From: Max Reitz <mreitz@redhat.com>
To: Kevin Wolf <kwolf@redhat.com>
Cc: Vladimir Sementsov-Ogievskiy <vsementsov@virtuozzo.com>,
qemu-devel@nongnu.org, qemu-block@nongnu.org
Subject: Re: [PATCH v3 09/21] quorum: Add QuorumChild.to_be_replaced
Date: Thu, 6 Feb 2020 18:06:45 +0100 [thread overview]
Message-ID: <a3dfe3d1-542c-d12f-bcb5-05ab1cf26f6b@redhat.com> (raw)
In-Reply-To: <20200206165700.GH4926@linux.fritz.box>
[-- Attachment #1.1: Type: text/plain, Size: 7610 bytes --]
On 06.02.20 17:57, Kevin Wolf wrote:
> Am 06.02.2020 um 17:43 hat Max Reitz geschrieben:
>> On 06.02.20 16:51, Kevin Wolf wrote:
>>> Am 06.02.2020 um 16:21 hat Max Reitz geschrieben:
>>>> On 06.02.20 15:58, Kevin Wolf wrote:
>>>>> Am 06.02.2020 um 11:11 hat Max Reitz geschrieben:
>>>>>> On 05.02.20 16:38, Kevin Wolf wrote:
>>>>>>> Am 30.01.2020 um 22:44 hat Max Reitz geschrieben:
>>>>>>>> We will need this to verify that Quorum can let one of its children be
>>>>>>>> replaced without breaking anything else.
>>>>>>>>
>>>>>>>> Signed-off-by: Max Reitz <mreitz@redhat.com>
>>>>>>>> ---
>>>>>>>> block/quorum.c | 25 +++++++++++++++++++++++++
>>>>>>>> 1 file changed, 25 insertions(+)
>>>>>>>>
>>>>>>>> diff --git a/block/quorum.c b/block/quorum.c
>>>>>>>> index 59cd524502..6a7224c9e4 100644
>>>>>>>> --- a/block/quorum.c
>>>>>>>> +++ b/block/quorum.c
>>>>>>>> @@ -67,6 +67,13 @@ typedef struct QuorumVotes {
>>>>>>>>
>>>>>>>> typedef struct QuorumChild {
>>>>>>>> BdrvChild *child;
>>>>>>>> +
>>>>>>>> + /*
>>>>>>>> + * If set, check whether this node can be replaced without any
>>>>>>>> + * other parent noticing: Unshare CONSISTENT_READ, and take the
>>>>>>>> + * WRITE permission.
>>>>>>>> + */
>>>>>>>> + bool to_be_replaced;
>>>>>>>
>>>>>>> I don't understand these permission changes. How does (preparing for)

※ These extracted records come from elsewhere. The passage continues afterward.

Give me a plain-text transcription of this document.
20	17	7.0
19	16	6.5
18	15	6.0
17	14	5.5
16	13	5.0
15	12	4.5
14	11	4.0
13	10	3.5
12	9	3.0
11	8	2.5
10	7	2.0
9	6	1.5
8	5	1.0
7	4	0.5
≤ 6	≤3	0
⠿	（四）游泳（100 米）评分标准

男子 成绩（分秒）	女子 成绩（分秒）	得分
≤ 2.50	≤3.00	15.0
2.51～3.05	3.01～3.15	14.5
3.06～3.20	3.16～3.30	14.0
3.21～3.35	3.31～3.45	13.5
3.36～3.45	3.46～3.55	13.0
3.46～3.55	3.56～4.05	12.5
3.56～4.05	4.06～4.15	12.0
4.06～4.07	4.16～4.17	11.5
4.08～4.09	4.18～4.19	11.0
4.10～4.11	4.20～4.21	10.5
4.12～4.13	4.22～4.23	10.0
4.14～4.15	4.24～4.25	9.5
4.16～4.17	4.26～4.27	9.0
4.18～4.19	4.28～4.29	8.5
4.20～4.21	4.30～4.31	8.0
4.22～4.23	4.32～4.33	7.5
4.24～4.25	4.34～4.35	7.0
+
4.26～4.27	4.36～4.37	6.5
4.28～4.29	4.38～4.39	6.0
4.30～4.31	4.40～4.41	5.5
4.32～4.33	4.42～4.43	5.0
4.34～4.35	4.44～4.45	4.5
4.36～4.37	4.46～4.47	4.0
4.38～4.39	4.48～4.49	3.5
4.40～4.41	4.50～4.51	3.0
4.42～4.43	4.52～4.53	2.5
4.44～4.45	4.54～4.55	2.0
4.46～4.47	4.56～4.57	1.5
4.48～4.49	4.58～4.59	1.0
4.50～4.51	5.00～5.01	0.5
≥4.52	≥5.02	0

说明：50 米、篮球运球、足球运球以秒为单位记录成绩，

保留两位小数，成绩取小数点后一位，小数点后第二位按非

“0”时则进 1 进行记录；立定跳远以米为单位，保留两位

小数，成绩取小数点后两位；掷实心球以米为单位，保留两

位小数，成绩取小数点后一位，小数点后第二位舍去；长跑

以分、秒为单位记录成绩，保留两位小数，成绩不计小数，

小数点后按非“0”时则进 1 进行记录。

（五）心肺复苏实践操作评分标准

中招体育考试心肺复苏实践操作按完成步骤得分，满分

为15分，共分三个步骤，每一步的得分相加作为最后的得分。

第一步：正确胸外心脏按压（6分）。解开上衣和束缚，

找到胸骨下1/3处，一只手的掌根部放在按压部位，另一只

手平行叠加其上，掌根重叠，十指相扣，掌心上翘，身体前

>>>>>>> detaching a node from quorum make its content invalid?
>>>>>>
>>>>>> It doesn’t, of course. What we are preparing for is to replace it by
>>>>>> some other node with some other content.
>>>>>>
>>>>>>> And why do we
>>>>>>> suddenly need WRITE permissions even if the quorum node is only used
>>>>>>> read-only?
>>>>>>>
>>>>>>> The comment is a bit unclear, too. "check whether" implies that both
>>>>>>> outcomes could be true, but it doesn't say what happens in either case.
>>>>>>> Is this really "make sure that"?
>>>>>>
>>>>>> I think the comment is not only unclear, it is the problem. (Well,
>>>>>> maybe the code is also.)
>>>>>>
>>>>>> This series is about fixing at least some things about replacing nodes
>>>>>> by mirroring. The original use cases this was introduced for was to fix
>>>>>> broken quorum children: The other children are still intact, so you read
>>>>>> from the quorum node and replace the broken child (which maybe shows
>>>>>> invalid data, or maybe just EIO) by the fixed mirror result.
>>>>>>
>>>>>> Replacing that broken node by the fixed one changes the data that’s
>>>>>> visible on that node.
>>>>>
>>>>> Hm, yes, that's true. But I wonder if this is really something that the
>>>>> permission system must catch. Like other graph manipulations, it's
>>>>> essentially the user saying "trust me, I know what I'm doing, this node
>>>>> makes sense in this place".
>>>>>
>>>>> Because if you assume that the user could add a node with unsuitable
>>>>> content and you want to prevent this, where do we stop?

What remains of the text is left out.